Я почувствовала, как по венам разливается яд — вначале медленно, а потом всё быстрее, до тех пор, пока он не достиг сердца. Ненависть. Жгучая, обжигающая, как пламя, вырывающееся изнутри. Мой взгляд метнулся к нему, и я буквально испепеляла его глазами. В груди бушевал огонь, который я больше не собиралась тушить.
— За что ты так со мной, Николь? — прохрипел он, и в голосе послышалась обида, почти мольба. — Я всё знаю. Я знаю, что ты была с ним... в Ницце. Ты скучаешь по той любви, которую променяла на меня?
Он не успел затащить меня в комнату. Мы остановились прямо возле стеклянного барьера, из-за которого открывался вид на гостиную. Напряжение между нами можно было резать ножом. Каждое его слово отзывалось во мне отвращением, словно он говорил чужим голосом.
Я ощущала, как злость во мне закипает. Пульс стучал в висках. Ещё немного — и я толкну его. Со всей силы. Со всем гневом, что копился годами. Пусть летит. Пусть валится с лестницы, ломая кости на мраморе.
— Чертов ублюдок... — мысленно выдохнула я.

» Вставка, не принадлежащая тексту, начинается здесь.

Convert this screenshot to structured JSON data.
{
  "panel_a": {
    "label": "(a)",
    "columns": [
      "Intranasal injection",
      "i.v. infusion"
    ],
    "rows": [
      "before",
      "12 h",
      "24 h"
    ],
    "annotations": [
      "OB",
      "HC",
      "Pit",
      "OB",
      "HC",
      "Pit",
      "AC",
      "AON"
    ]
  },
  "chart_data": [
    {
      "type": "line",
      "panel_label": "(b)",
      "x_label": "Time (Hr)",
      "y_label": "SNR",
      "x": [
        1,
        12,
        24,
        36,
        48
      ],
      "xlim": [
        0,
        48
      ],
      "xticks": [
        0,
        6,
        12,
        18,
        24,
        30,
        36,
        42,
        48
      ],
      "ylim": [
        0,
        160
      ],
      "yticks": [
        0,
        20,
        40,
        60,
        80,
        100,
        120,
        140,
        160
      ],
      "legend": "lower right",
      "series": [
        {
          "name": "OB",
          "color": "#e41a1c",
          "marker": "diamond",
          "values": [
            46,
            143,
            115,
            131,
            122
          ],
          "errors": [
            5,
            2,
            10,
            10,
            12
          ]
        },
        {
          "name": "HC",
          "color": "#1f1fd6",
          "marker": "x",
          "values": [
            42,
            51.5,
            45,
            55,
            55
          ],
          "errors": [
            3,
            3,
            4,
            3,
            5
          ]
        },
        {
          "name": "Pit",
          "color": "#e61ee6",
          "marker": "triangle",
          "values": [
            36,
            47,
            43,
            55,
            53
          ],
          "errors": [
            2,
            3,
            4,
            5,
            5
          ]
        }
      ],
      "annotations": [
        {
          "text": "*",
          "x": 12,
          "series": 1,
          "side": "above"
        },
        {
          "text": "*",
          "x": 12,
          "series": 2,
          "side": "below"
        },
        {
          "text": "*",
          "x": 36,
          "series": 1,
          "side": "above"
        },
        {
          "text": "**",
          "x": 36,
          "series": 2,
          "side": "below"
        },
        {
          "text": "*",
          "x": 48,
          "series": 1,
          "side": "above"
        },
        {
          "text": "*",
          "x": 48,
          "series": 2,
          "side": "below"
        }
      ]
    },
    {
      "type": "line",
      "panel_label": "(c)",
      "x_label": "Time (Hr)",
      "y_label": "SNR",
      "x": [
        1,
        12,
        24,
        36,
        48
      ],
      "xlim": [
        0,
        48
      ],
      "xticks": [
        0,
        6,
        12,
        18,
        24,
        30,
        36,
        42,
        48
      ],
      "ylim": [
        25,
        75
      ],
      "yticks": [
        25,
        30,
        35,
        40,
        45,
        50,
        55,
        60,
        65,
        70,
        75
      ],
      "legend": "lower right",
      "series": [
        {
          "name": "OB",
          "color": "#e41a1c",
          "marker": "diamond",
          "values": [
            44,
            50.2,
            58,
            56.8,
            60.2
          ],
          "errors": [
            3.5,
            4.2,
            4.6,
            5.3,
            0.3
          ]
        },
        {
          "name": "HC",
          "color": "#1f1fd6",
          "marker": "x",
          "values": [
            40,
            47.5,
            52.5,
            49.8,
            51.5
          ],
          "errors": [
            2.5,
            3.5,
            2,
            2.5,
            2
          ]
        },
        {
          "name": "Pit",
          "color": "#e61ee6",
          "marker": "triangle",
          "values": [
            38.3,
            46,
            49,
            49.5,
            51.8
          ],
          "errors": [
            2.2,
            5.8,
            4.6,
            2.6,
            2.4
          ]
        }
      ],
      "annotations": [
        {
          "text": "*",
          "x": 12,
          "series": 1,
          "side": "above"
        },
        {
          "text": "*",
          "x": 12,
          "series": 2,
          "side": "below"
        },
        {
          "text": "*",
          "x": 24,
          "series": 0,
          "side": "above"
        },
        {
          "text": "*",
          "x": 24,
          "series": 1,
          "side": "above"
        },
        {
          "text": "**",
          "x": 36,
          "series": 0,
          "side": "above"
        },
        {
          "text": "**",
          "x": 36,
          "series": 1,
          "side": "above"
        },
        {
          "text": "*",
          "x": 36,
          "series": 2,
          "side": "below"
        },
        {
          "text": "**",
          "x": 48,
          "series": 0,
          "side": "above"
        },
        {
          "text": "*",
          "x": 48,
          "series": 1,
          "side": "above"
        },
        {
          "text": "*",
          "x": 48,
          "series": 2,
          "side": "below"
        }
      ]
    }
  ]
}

Его руки вдруг оказались на моём лице. Словно он пытался меня успокоить. Или удержать. Или подавить. Я вздрогнула от его прикосновения — мерзкого, липкого, провоцирующего тошноту.
— С чего вдруг ты начал за мной следить, Дагман? — прошипела я сквозь зубы, глядя ему прямо в глаза.
Он смотрел на меня с непониманием, будто не верил, что я задаю этот вопрос. А я продолжила — хладнокровно, отчётливо:
— Я не люблю тебя. Но очень хорошо тебя знаю.
Он сжал моё лицо сильнее, как будто хотел выжать из меня ответ.
— Тогда посмотри на меня. Посмотри как на мужа — и ответь на мой главный вопрос. Потому что, если ответ окажется таким, как я думаю... пострадают твои близкие, Николь, — голос его был тихим, но угрожающим. — Я заявил на тебя права как муж уже давно. Ты моя. И никто не имеет права прикасаться к тебе.
«О Всевышний...»
Моё лицо вспыхнуло от бешенства, гнев невозможно было больше скрывать. Я ощущала, как будто потолок давит сверху, а стены сжимаются, как в фильме ужасов. Его руки на моём лице... Грязные. Отвратительные. Они вызывали внутри меня такие сильные рвотные позывы, что я едва не отшатнулась.
Неужели человек может быть настолько противен?
Я задала себе этот вопрос, глядя в его глаза. А потом — с яростью, с презрением — произнесла:
— Я тебе не изменяла. Но с удовольствием это сделаю, когда получу развод.
На его лице промелькнула фальшивая боль. Театральное разочарование. Настолько жалкое и наигранное, что стало почти смешно.
— Ты не разведёшься со мной, — сказал он, будто выносил приговор.
Я рассмеялась. Тихо, глухо, этот смех вырвался из груди, как злобная насмешка.
— Ты говорил о своих правах на меня... — я подошла ближе, и каждый мой шаг отдавался в его теле эхом. — Но ты всегда знал — и будешь знать — что у тебя нет никаких прав на меня.
Ведь даже в нашу первую брачную ночь ты не взял меня девственницей.
Мои слова впились в него, как кинжал. Он отшатнулся, будто ощутил физическую боль.
— Дагман... Всю свою жизнь я ненавидела тебя. И я знаю, что если тебя сегодня или завтра убьют — я буду самой счастливой вдовой.
Я сделала паузу. Насладилась этим моментом. И продолжила:
— Муженёк, всю свою жизнь я принадлежу только одному мужчине. Потому что именно он, когда мне было двадцать один, взял мою невинность. Взял меня так, как ты никогда не сможешь. А я стонала под ним так, как ты никогда не услышишь.
Он стоял, сжав кулаки. Но я уже не боялась. Ни его, ни слов, ни угроз.
— Перестань жить статусом моего мужа. Потому что очень скоро ты станешь либо покойником, либо разведённым. И поверь мне, это произойдёт именно тогда, когда ты меньше всего этого ожидаешь.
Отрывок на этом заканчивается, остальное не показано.